Instead, he carried a worry stone. I don’t know anyone else who carried a worry stone, but my Grandpa did. His stone was smooth, the size of a quail’s egg, and had a rounded spoonlike indentation from all his worrying. Or maybe when he found the stone, the river or lakeside had done all the worrying for him.  Still, he rubbed it, the way some people would handle prayer beads. Extra worrying, all rolled into a stone.

The stone was a constant pocketed reminder for him not to worry. Not to worry about things like financial instability. Or if you were making your own wife and children frantic or miserable with your worrying. I don’t know if he worried about that or not. I’m just musing here.

When I asked him about the stone, he was actually eager to help find me one of my own, for my pocket.  We went to the shoreside on a sunny day at Donner Lake (a place for worrying about cannibals if there ever was one). There was a brisk breeze. I presented him with dozens of candidate pebbles, but none of them would pass muster. Some were too rough. Some were too smooth.  Some would just fall apart in my pocket after a few weeks. Some were the wrong color. Too hard. Too big. We never found my worry stone.

Maybe he was worried that if the worry stone wasn’t perfect, if he wasn’t perfect, we would stop loving him.  Maybe Donner Lake just wasn’t the right place for worry stones.  I’m sure that’s why he spent his summers there.  You don’t need to worry in your vacation cabin when you’re surrounded by the people who love you.

We would take hikes to the Union Pacific railroad sheds, high on the granite mountains above the lake. His own dad, and his grandpa, were both railroad men. It’s from the railroad where he got his nickname. How can a person with a nickname like Spike be worried about anything? But he was. He wouldn’t let us play on the railroad crossbeams. We might get slivers.  He wouldn’t let us walk inside the snowsheds. What if a train came when we were inside?

We placed a penny on the railroad track because, he said, it was good luck. We came back down the mountain.  That night, we heard the long, funereal whistle of the trains passing high above us. We never went back to see our penny. Maybe it was a sacrifice to progress. Maybe letting go of little things are just easier than holding onto what you can’t control. The perfect worry stone, for example, or the flattened railroad penny.

I carried my pocket knife in my pocket, despite Grandpa’s warning. Eventually, I lost the knife, which is exactly what young boys are supposed to do with them. He never said a word. He bore all the burdens of what-might-happen on his shoulders so we would never have to hold onto all those troubles.

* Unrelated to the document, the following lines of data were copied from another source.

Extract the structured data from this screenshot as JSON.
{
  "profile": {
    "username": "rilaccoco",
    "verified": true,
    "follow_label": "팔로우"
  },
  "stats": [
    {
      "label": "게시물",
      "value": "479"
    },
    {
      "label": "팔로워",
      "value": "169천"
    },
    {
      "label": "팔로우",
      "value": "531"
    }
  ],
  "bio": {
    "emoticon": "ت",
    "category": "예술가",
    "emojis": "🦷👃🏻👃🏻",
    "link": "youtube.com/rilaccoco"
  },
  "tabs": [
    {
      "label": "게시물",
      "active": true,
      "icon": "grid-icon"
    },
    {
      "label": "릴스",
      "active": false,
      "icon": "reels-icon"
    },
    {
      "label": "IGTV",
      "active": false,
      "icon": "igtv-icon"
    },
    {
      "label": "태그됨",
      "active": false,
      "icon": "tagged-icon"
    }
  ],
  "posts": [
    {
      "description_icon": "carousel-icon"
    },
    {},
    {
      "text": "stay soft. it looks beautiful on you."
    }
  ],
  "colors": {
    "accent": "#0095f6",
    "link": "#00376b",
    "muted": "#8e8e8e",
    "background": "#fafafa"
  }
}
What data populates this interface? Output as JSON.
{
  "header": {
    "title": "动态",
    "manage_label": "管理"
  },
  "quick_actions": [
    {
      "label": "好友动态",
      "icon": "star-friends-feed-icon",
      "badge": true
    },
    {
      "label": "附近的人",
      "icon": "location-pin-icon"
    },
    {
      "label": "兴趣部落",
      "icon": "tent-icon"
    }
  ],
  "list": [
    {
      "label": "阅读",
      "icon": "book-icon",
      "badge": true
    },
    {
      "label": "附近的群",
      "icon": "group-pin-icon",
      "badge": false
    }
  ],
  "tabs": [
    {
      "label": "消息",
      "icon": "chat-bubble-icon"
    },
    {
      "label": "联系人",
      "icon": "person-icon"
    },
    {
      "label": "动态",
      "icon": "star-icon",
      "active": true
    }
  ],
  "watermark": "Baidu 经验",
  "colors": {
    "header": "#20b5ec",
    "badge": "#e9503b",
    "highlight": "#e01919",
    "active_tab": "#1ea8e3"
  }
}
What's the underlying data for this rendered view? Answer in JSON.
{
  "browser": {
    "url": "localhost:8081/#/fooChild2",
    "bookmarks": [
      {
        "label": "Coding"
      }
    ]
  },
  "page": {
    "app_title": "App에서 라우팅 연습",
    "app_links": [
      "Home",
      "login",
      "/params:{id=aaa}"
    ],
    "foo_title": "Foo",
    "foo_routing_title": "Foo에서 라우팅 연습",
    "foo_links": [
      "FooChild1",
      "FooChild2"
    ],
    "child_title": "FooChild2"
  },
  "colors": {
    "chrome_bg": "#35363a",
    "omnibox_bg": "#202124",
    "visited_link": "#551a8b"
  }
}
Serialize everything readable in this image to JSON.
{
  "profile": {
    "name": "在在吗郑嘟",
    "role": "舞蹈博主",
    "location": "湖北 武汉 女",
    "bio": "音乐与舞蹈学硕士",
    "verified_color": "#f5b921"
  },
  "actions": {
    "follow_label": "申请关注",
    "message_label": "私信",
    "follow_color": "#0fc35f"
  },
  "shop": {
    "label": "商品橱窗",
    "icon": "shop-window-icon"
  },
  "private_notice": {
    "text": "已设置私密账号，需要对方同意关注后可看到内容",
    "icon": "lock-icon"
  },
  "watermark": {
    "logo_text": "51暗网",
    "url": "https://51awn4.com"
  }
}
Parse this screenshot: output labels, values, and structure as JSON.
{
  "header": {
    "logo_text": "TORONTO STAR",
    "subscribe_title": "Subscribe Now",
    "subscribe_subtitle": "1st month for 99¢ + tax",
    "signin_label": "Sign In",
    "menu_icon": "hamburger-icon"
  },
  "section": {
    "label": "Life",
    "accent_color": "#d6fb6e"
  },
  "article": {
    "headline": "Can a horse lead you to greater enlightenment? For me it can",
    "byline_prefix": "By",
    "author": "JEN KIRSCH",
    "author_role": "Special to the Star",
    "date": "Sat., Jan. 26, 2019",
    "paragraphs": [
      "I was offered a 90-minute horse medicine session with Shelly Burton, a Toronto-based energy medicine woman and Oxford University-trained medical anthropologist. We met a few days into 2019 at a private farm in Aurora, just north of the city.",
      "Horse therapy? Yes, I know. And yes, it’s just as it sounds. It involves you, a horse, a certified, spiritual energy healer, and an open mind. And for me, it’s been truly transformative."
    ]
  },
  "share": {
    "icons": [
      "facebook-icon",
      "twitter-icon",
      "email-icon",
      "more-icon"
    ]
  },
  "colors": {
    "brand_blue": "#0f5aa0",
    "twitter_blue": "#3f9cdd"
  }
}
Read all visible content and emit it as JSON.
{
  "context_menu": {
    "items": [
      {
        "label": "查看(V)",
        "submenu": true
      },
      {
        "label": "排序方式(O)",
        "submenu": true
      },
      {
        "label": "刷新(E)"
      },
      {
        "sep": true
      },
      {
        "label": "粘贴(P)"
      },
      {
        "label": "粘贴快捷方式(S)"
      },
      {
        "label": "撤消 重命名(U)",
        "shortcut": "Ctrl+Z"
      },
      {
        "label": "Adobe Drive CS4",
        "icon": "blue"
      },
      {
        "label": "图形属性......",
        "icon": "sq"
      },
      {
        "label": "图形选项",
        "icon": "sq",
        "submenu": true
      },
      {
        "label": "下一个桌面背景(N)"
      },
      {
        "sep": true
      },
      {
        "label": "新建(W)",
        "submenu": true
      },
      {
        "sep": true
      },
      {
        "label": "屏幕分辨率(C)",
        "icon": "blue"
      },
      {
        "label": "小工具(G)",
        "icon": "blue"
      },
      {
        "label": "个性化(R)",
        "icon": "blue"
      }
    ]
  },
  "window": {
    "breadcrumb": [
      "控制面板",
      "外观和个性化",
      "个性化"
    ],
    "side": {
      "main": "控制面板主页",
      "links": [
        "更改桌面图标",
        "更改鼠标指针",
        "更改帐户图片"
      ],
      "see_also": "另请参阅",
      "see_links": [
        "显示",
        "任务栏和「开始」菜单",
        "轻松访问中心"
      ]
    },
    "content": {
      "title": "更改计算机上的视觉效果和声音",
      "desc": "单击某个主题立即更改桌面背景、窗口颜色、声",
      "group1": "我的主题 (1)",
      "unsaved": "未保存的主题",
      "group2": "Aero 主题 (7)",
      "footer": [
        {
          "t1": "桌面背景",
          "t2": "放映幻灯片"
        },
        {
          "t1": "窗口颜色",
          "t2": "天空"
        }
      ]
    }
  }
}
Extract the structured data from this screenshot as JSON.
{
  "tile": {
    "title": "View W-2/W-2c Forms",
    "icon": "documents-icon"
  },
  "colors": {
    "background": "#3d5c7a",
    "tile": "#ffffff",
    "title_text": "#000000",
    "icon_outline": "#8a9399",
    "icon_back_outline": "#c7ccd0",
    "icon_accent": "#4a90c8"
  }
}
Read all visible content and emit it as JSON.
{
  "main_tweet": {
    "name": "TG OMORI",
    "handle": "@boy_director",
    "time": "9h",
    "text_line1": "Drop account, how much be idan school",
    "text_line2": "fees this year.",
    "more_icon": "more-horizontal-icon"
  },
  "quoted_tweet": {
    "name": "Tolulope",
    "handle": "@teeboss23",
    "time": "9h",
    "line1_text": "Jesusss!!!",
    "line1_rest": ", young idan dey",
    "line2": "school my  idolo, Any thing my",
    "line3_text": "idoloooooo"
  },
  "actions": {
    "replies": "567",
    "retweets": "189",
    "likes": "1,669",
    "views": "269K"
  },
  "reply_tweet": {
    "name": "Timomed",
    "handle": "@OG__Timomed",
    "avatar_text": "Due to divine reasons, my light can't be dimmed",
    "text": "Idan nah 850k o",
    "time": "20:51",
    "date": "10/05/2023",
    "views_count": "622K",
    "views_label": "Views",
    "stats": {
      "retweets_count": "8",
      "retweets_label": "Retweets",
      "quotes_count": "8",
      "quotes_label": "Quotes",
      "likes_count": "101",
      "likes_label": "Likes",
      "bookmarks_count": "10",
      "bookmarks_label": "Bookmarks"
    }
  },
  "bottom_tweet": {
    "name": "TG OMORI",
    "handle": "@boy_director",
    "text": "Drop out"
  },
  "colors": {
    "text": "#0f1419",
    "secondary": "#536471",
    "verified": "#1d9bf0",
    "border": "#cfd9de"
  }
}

I never did end up finding the perfect worry stone. Maybe it takes a special kind of person to find the right one, and I was just never going to be that guy. I bet grandpa never lost a single pocket knife he ever owned. They tend to stay in your possession longer, if you don’t carry them around, but you miss so much joy, and so much danger, just keeping the knife on the stand by your favorite chair.